Screening and carotid endarterectomy have been advocated for asymptomatic carotid stenosis. However, the risk of stroke without treatment has not been adequately defined. We investigated the risk of stroke in the distribution of the asymptomatic carotid artery in 2295 patients randomised in the European Carotid Surgery Trial. During a mean follow-up of 4.5 years, there were 69 carotid territory strokes, nine of which were fatal, giving three year Kaplan-Meier risks of stroke and fatal stroke of 2.1% (95% Cl, 1.5-2.8) and 0.3% (95% Cl, 0.06-0.56) respectively. The stroke risk in the 127 patients with severe (70-99%) carotid stenosis was 5.7% (95% Cl, 1.5-9.8). Given these low stroke risks, the potential benefit of endarterectomy for asymptomatic carotid stenosis is small. Population screening is not justified and endarterectomy for asymptomatic carotid stenosis should only be performed in the context of well organised randomised controlled trials.

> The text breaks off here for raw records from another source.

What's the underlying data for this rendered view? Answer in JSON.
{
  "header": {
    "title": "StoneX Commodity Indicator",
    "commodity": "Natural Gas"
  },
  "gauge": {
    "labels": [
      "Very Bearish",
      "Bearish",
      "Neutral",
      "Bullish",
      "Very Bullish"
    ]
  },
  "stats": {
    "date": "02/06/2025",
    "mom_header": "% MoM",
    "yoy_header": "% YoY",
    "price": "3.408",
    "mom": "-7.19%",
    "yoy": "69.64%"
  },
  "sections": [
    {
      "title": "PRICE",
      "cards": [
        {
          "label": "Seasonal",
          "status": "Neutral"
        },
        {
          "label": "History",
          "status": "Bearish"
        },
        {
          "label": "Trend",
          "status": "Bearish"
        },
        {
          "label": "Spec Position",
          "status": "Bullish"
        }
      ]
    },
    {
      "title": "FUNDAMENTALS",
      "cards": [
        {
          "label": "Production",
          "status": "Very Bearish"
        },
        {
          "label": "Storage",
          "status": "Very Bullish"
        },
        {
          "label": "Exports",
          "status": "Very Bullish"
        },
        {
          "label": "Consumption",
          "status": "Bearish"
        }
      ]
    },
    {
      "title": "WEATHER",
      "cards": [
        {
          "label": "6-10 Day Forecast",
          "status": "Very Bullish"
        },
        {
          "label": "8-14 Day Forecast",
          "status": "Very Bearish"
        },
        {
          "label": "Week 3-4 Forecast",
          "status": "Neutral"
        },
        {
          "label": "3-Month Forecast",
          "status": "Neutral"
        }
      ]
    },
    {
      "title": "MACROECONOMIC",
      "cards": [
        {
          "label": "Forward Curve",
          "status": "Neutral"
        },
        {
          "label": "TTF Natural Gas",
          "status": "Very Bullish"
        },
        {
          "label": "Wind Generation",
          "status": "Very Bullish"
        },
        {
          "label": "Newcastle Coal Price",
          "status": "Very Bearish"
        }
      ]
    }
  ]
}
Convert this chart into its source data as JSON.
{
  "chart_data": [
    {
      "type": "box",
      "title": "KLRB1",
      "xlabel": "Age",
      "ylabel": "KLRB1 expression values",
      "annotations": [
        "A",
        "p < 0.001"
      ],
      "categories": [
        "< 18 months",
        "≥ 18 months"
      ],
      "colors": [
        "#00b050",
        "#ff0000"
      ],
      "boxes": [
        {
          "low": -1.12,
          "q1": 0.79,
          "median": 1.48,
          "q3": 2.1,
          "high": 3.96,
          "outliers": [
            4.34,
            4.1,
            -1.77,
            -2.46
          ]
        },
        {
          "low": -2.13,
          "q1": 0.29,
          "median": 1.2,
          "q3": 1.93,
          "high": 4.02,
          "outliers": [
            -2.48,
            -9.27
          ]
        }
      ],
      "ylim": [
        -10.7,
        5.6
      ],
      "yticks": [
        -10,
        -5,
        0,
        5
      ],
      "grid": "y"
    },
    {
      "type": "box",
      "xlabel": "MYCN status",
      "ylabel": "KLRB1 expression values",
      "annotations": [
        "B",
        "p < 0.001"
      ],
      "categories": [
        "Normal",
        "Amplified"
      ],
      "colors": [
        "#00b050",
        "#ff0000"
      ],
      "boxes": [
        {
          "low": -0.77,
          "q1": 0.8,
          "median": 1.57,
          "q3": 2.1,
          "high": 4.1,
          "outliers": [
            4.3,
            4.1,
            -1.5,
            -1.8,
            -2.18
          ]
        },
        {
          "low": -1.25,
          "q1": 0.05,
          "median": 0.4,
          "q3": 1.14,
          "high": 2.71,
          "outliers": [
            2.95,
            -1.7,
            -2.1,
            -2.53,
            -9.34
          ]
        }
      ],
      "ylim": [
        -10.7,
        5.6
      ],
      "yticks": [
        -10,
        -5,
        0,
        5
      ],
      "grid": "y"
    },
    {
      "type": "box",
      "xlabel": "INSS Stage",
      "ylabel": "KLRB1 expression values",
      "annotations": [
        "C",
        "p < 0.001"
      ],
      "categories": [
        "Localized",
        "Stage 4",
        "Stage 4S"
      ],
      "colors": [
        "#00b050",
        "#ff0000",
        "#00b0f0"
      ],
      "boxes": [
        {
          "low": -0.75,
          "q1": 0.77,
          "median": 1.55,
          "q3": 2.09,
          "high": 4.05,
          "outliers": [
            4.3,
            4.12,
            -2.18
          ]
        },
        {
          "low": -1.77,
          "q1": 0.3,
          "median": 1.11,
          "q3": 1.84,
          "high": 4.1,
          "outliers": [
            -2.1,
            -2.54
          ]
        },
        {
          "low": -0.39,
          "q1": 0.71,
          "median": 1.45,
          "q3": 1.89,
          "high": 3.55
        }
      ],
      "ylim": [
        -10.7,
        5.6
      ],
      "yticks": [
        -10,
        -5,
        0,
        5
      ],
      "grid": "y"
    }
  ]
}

对于无症状性颈动脉狭窄,已提倡进行筛查和颈动脉内膜切除术。然而,未经治疗时的中风风险尚未得到充分界定。我们在欧洲颈动脉外科试验中对2295例随机分组的患者,调查了无症状颈动脉分布区域的中风风险。在平均4.5年的随访期间,有69例发生颈动脉供血区域中风,其中9例死亡,3年的卡普兰-迈耶中风风险和致命性中风风险分别为2.1%(95%可信区间,1.5 - 2.8)和0.3%(95%可信区间,0.06 - 0.56)。127例严重(70 - 99%)颈动脉狭窄患者的中风风险为5.7%(95%可信区间,1.5 - 9.8)。鉴于这些较低的中风风险,内膜切除术对无症状性颈动脉狭窄的潜在益处很小。人群筛查不合理,无症状性颈动脉狭窄的内膜切除术仅应在精心组织的随机对照试验背景下进行。